Ogni parroco sa bene quanto sia difficile gestire la comunicazione all’interno dei consigli pastorali o negli incontri dei catechisti o in quelli per organizzare feste patronali e prime comunioni. Occasioni che si trasformano in momenti di grande tensione, dove facilmente ci scappa la parola di troppo che segna il clima della comunità per lungo tempo: certe parole non si dimenticano!
In un tempo della Chiesa in cui parliamo molto di sinodalità e in cui aumentano le occasioni di confronto, potrebbe essere utile fermarsi a riflettere sul nostro modo di comunicare e di affrontare i dibattiti. La presenza di un moderatore riconosciuto e capace è sicuramente di grande aiuto: è necessario che ci sia qualcuno che abbia autorevolezza e che non soccomba alle tensioni, ma sia capace di non fare alleanza con una parte sola dell’assemblea, cercando di rendere possibile la partecipazione di tutti. In queste occasioni di discussione le persone comunicano infatti secondo le loro modalità personali solite.
Le persone più miti hanno un modo di comunicare per lo più passivo, ma che non aiuta a crescere: c’è il rinunciatario («per me va bene qualunque cosa»), il pacifista («l’importante è che ci vogliamo bene»), il pigro («tanto io non ci sono»).

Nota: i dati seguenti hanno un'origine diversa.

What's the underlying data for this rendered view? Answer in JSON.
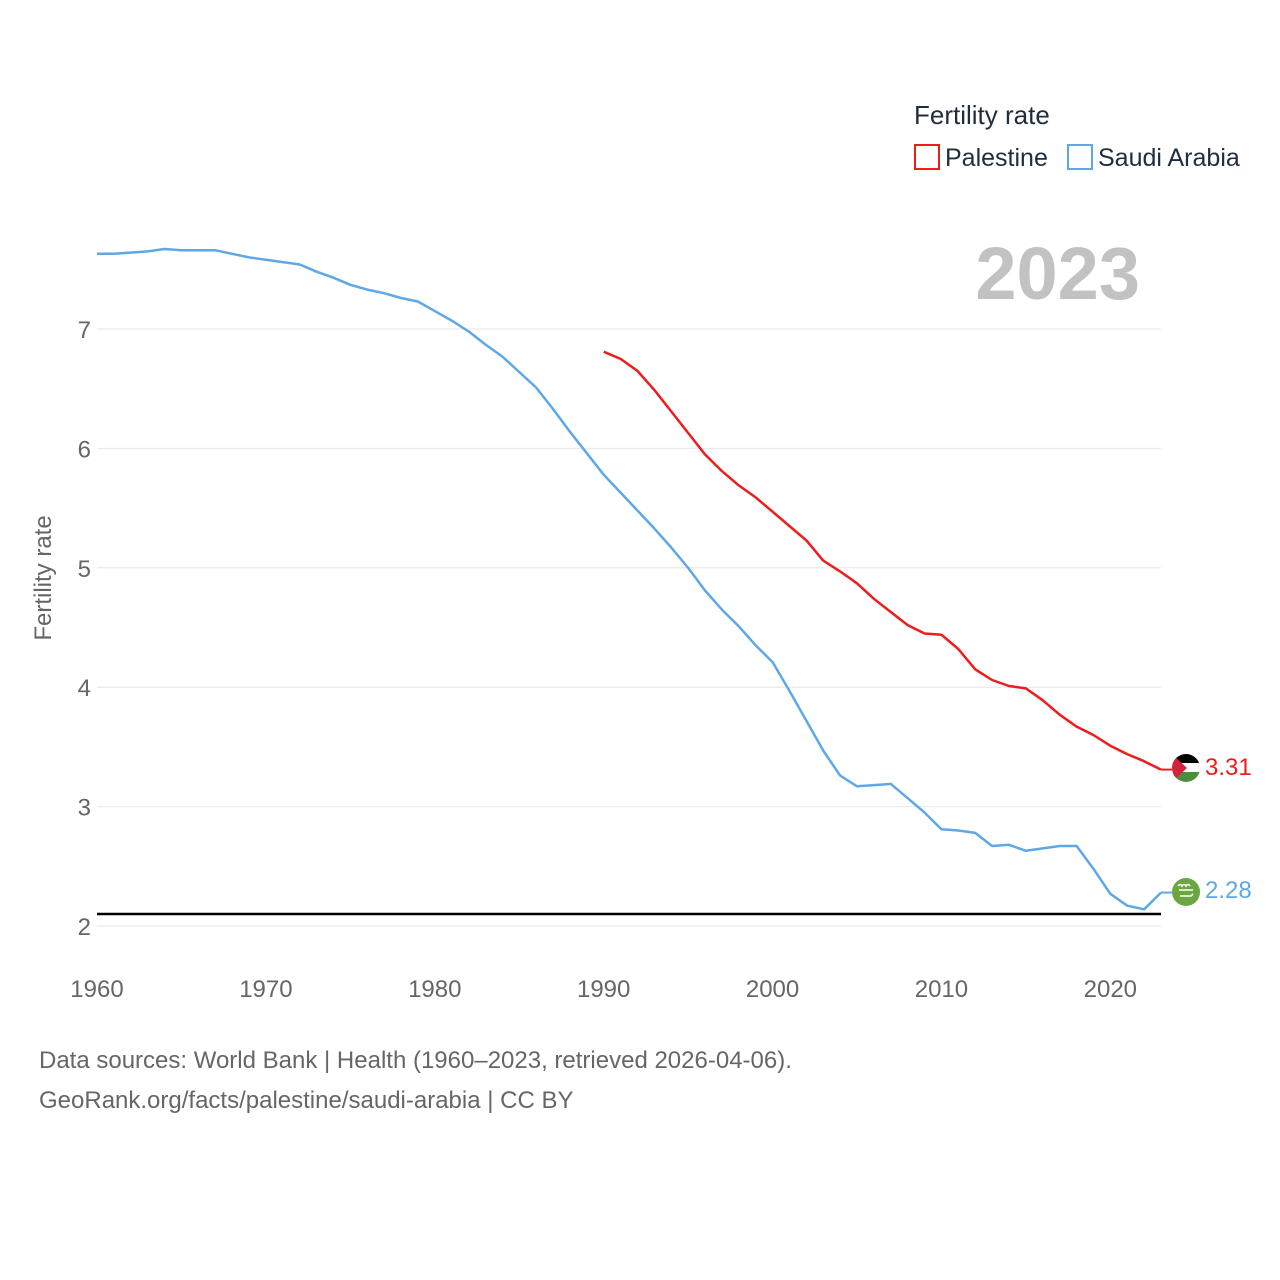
{
  "legend": {
    "title": "Fertility rate"
  },
  "year_label": "2023",
  "source": {
    "line1": "Data sources: World Bank | Health (1960–2023, retrieved 2026-04-06).",
    "line2": "GeoRank.org/facts/palestine/saudi-arabia | CC BY"
  },
  "colors": {
    "palestine": "#ee1c1c",
    "saudi": "#5ea8e8",
    "grid": "#e6e6e6",
    "reference": "#000000"
  },
  "chart_data": {
    "type": "line",
    "title": "Fertility rate",
    "xlabel": "",
    "ylabel": "Fertility rate",
    "xlim": [
      1960,
      2023
    ],
    "ylim": [
      2,
      7.8
    ],
    "x_ticks": [
      1960,
      1970,
      1980,
      1990,
      2000,
      2010,
      2020
    ],
    "y_ticks": [
      2,
      3,
      4,
      5,
      6,
      7
    ],
    "reference_line": 2.1,
    "legend_position": "top-right",
    "series": [
      {
        "name": "Palestine",
        "key": "palestine",
        "end_label": "3.31",
        "x": [
          1990,
          1991,
          1992,
          1993,
          1994,
          1995,
          1996,
          1997,
          1998,
          1999,
          2000,
          2001,
          2002,
          2003,
          2004,
          2005,
          2006,
          2007,
          2008,
          2009,
          2010,
          2011,
          2012,
          2013,
          2014,
          2015,
          2016,
          2017,
          2018,
          2019,
          2020,
          2021,
          2022,
          2023
        ],
        "values": [
          6.81,
          6.75,
          6.65,
          6.49,
          6.31,
          6.13,
          5.95,
          5.81,
          5.69,
          5.59,
          5.47,
          5.35,
          5.23,
          5.06,
          4.97,
          4.87,
          4.74,
          4.63,
          4.52,
          4.45,
          4.44,
          4.32,
          4.15,
          4.06,
          4.01,
          3.99,
          3.89,
          3.77,
          3.67,
          3.6,
          3.51,
          3.44,
          3.38,
          3.31
        ]
      },
      {
        "name": "Saudi Arabia",
        "key": "saudi",
        "end_label": "2.28",
        "x": [
          1960,
          1961,
          1962,
          1963,
          1964,
          1965,
          1966,
          1967,
          1968,
          1969,
          1970,
          1971,
          1972,
          1973,
          1974,
          1975,
          1976,
          1977,
          1978,
          1979,
          1980,
          1981,
          1982,
          1983,
          1984,
          1985,
          1986,
          1987,
          1988,
          1989,
          1990,
          1991,
          1992,
          1993,
          1994,
          1995,
          1996,
          1997,
          1998,
          1999,
          2000,
          2001,
          2002,
          2003,
          2004,
          2005,
          2006,
          2007,
          2008,
          2009,
          2010,
          2011,
          2012,
          2013,
          2014,
          2015,
          2016,
          2017,
          2018,
          2019,
          2020,
          2021,
          2022,
          2023
        ],
        "values": [
          7.63,
          7.63,
          7.64,
          7.65,
          7.67,
          7.66,
          7.66,
          7.66,
          7.63,
          7.6,
          7.58,
          7.56,
          7.54,
          7.48,
          7.43,
          7.37,
          7.33,
          7.3,
          7.26,
          7.23,
          7.15,
          7.07,
          6.98,
          6.87,
          6.77,
          6.64,
          6.51,
          6.33,
          6.14,
          5.96,
          5.78,
          5.63,
          5.48,
          5.33,
          5.17,
          5.0,
          4.81,
          4.65,
          4.51,
          4.35,
          4.21,
          3.97,
          3.72,
          3.47,
          3.26,
          3.17,
          3.18,
          3.19,
          3.07,
          2.95,
          2.81,
          2.8,
          2.78,
          2.67,
          2.68,
          2.63,
          2.65,
          2.67,
          2.67,
          2.48,
          2.27,
          2.17,
          2.14,
          2.28
        ]
      }
    ]
  }
}
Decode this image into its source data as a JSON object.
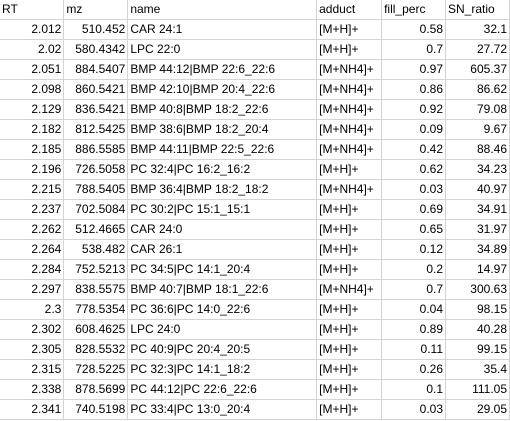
{
  "columns": [
    "RT",
    "mz",
    "name",
    "adduct",
    "fill_perc",
    "SN_ratio"
  ],
  "rows": [
    [
      "2.012",
      "510.452",
      "CAR 24:1",
      "[M+H]+",
      "0.58",
      "32.1"
    ],
    [
      "2.02",
      "580.4342",
      "LPC 22:0",
      "[M+H]+",
      "0.7",
      "27.72"
    ],
    [
      "2.051",
      "884.5407",
      "BMP 44:12|BMP 22:6_22:6",
      "[M+NH4]+",
      "0.97",
      "605.37"
    ],
    [
      "2.098",
      "860.5421",
      "BMP 42:10|BMP 20:4_22:6",
      "[M+NH4]+",
      "0.86",
      "86.62"
    ],
    [
      "2.129",
      "836.5421",
      "BMP 40:8|BMP 18:2_22:6",
      "[M+NH4]+",
      "0.92",
      "79.08"
    ],
    [
      "2.182",
      "812.5425",
      "BMP 38:6|BMP 18:2_20:4",
      "[M+NH4]+",
      "0.09",
      "9.67"
    ],
    [
      "2.185",
      "886.5585",
      "BMP 44:11|BMP 22:5_22:6",
      "[M+NH4]+",
      "0.42",
      "88.46"
    ],
    [
      "2.196",
      "726.5058",
      "PC 32:4|PC 16:2_16:2",
      "[M+H]+",
      "0.62",
      "34.23"
    ],
    [
      "2.215",
      "788.5405",
      "BMP 36:4|BMP 18:2_18:2",
      "[M+NH4]+",
      "0.03",
      "40.97"
    ],
    [
      "2.237",
      "702.5084",
      "PC 30:2|PC 15:1_15:1",
      "[M+H]+",
      "0.69",
      "34.91"
    ],
    [
      "2.262",
      "512.4665",
      "CAR 24:0",
      "[M+H]+",
      "0.65",
      "31.97"
    ],
    [
      "2.264",
      "538.482",
      "CAR 26:1",
      "[M+H]+",
      "0.12",
      "34.89"
    ],
    [
      "2.284",
      "752.5213",
      "PC 34:5|PC 14:1_20:4",
      "[M+H]+",
      "0.2",
      "14.97"
    ],
    [
      "2.297",
      "838.5575",
      "BMP 40:7|BMP 18:1_22:6",
      "[M+NH4]+",
      "0.7",
      "300.63"
    ],
    [
      "2.3",
      "778.5354",
      "PC 36:6|PC 14:0_22:6",
      "[M+H]+",
      "0.04",
      "98.15"
    ],
    [
      "2.302",
      "608.4625",
      "LPC 24:0",
      "[M+H]+",
      "0.89",
      "40.28"
    ],
    [
      "2.305",
      "828.5532",
      "PC 40:9|PC 20:4_20:5",
      "[M+H]+",
      "0.11",
      "99.15"
    ],
    [
      "2.315",
      "728.5225",
      "PC 32:3|PC 14:1_18:2",
      "[M+H]+",
      "0.26",
      "35.4"
    ],
    [
      "2.338",
      "878.5699",
      "PC 44:12|PC 22:6_22:6",
      "[M+H]+",
      "0.1",
      "111.05"
    ],
    [
      "2.341",
      "740.5198",
      "PC 33:4|PC 13:0_20:4",
      "[M+H]+",
      "0.03",
      "29.05"
    ]
  ]
}
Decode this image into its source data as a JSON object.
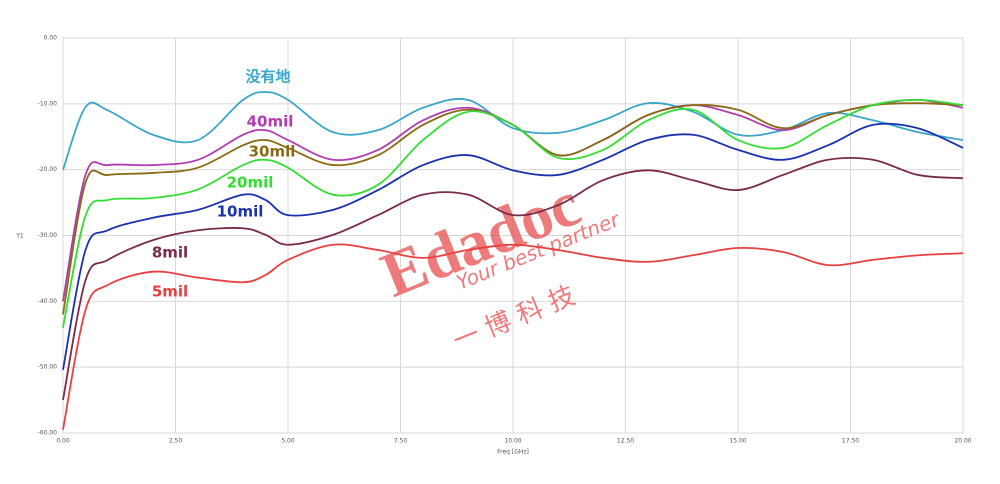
{
  "chart_data": {
    "type": "line",
    "x_label": "Freq [GHz]",
    "y_label": "Y1",
    "x": [
      0,
      0.5,
      1,
      2,
      3,
      4,
      4.5,
      5,
      6,
      7,
      8,
      9,
      10,
      11,
      12,
      13,
      14,
      15,
      16,
      17,
      18,
      19,
      20
    ],
    "xlim": [
      0,
      20
    ],
    "xticks": [
      {
        "value": 0,
        "label": "0.00"
      },
      {
        "value": 2.5,
        "label": "2.50"
      },
      {
        "value": 5,
        "label": "5.00"
      },
      {
        "value": 7.5,
        "label": "7.50"
      },
      {
        "value": 10,
        "label": "10.00"
      },
      {
        "value": 12.5,
        "label": "12.50"
      },
      {
        "value": 15,
        "label": "15.00"
      },
      {
        "value": 17.5,
        "label": "17.50"
      },
      {
        "value": 20,
        "label": "20.00"
      }
    ],
    "ylim": [
      -60,
      0
    ],
    "yticks": [
      {
        "value": 0,
        "label": "0.00"
      },
      {
        "value": -10,
        "label": "-10.00"
      },
      {
        "value": -20,
        "label": "-20.00"
      },
      {
        "value": -30,
        "label": "-30.00"
      },
      {
        "value": -40,
        "label": "-40.00"
      },
      {
        "value": -50,
        "label": "-50.00"
      },
      {
        "value": -60,
        "label": "-60.00"
      }
    ],
    "grid": true,
    "series": [
      {
        "name": "没有地",
        "color": "#3aa6c8",
        "values": [
          -20,
          -10.5,
          -11,
          -14.7,
          -15.5,
          -9.4,
          -8.2,
          -9.4,
          -14.3,
          -14,
          -10.6,
          -9.4,
          -13.7,
          -14.4,
          -12.5,
          -9.9,
          -11.2,
          -14.7,
          -14,
          -11.4,
          -12.5,
          -14.3,
          -15.5
        ]
      },
      {
        "name": "40mil",
        "color": "#b03cb0",
        "values": [
          -40,
          -20.8,
          -19.3,
          -19.3,
          -18.5,
          -14.7,
          -14,
          -15.5,
          -18.5,
          -17,
          -12.5,
          -10.6,
          -13.2,
          -17.8,
          -15.5,
          -11.7,
          -10.2,
          -11.7,
          -14,
          -11.7,
          -10.2,
          -9.4,
          -10.6
        ]
      },
      {
        "name": "30mil",
        "color": "#8b6a14",
        "values": [
          -42,
          -22,
          -20.8,
          -20.5,
          -19.7,
          -16.3,
          -15.5,
          -16.7,
          -19.3,
          -17.8,
          -13.2,
          -10.9,
          -13.2,
          -17.8,
          -15.5,
          -11.7,
          -10.2,
          -10.9,
          -13.7,
          -11.7,
          -10.2,
          -9.9,
          -10.2
        ]
      },
      {
        "name": "20mil",
        "color": "#33dd33",
        "values": [
          -44,
          -27,
          -24.6,
          -24.3,
          -23,
          -19.3,
          -18.5,
          -19.7,
          -23.8,
          -22.3,
          -15.5,
          -11.2,
          -13.2,
          -18.2,
          -17,
          -12.5,
          -10.9,
          -15.5,
          -16.7,
          -13.2,
          -10.2,
          -9.4,
          -10.2
        ]
      },
      {
        "name": "10mil",
        "color": "#1a32b0",
        "values": [
          -50.4,
          -32.2,
          -29.2,
          -27.3,
          -26.1,
          -23.8,
          -24.6,
          -26.9,
          -26.1,
          -23.1,
          -19.3,
          -17.8,
          -20.1,
          -20.8,
          -18.5,
          -15.5,
          -14.7,
          -17,
          -18.5,
          -16.3,
          -13.2,
          -13.7,
          -16.7
        ]
      },
      {
        "name": "8mil",
        "color": "#7a2a48",
        "values": [
          -55,
          -36.8,
          -33.7,
          -30.7,
          -29.2,
          -28.9,
          -29.9,
          -31.4,
          -29.9,
          -26.9,
          -23.8,
          -23.8,
          -26.9,
          -25.4,
          -21.6,
          -20.1,
          -21.6,
          -23.1,
          -20.8,
          -18.5,
          -18.5,
          -20.8,
          -21.3
        ]
      },
      {
        "name": "5mil",
        "color": "#e84040",
        "values": [
          -59.5,
          -41.3,
          -37.5,
          -35.5,
          -36.4,
          -37.1,
          -36,
          -33.7,
          -31.4,
          -32.2,
          -33.4,
          -32.2,
          -31.4,
          -32.2,
          -33.4,
          -34,
          -33,
          -31.9,
          -32.5,
          -34.5,
          -33.7,
          -33,
          -32.7
        ]
      }
    ],
    "watermark": {
      "brand": "Edadoc",
      "slogan": "Your best partner",
      "company": "一 博 科 技"
    }
  }
}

Dall’altra parte ci sono invece quelli che hanno uno stile aggressivo di comunicazione: non ascoltano gli altri, pretendono sempre di avere ragione, sono convinti che le loro idee siano sempre le migliori, talvolta umiliano quelli che non la pensano come loro. Apparentemente vincono la battaglia, ma in realtà sono destinati a rimanere soli e rovinano l’ambiente in cui hanno deciso di affermarsi.
Una modalità molto pericolosa da gestire è quella delle persone che potremmo definire aggressivo-passive: sono persone che non riescono a essere in contatto con la propria rabbia e la consegnano agli altri, dicendo cose molto gravi e dure, con un tono di apparente mitezza. La modalità comunicativa cui dovremmo cercare di giungere è invece quella assertiva, propria della persona libera, che sa ascoltare, ma chiede anche di essere ascoltata; prova a capire l’altro, ma porta anche le proprie ragioni; fa in modo che la conversazione rimanga sul tema e non sfori o divaghi in altro; sa eventualmente riconoscere anche la propria parte di errore e non pretende di essere sempre nel giusto. Forse in questo cammino sinodale, possiamo esercitarci anche sulla nostra modalità di comunicare, senza dare per scontato che ne siamo capaci.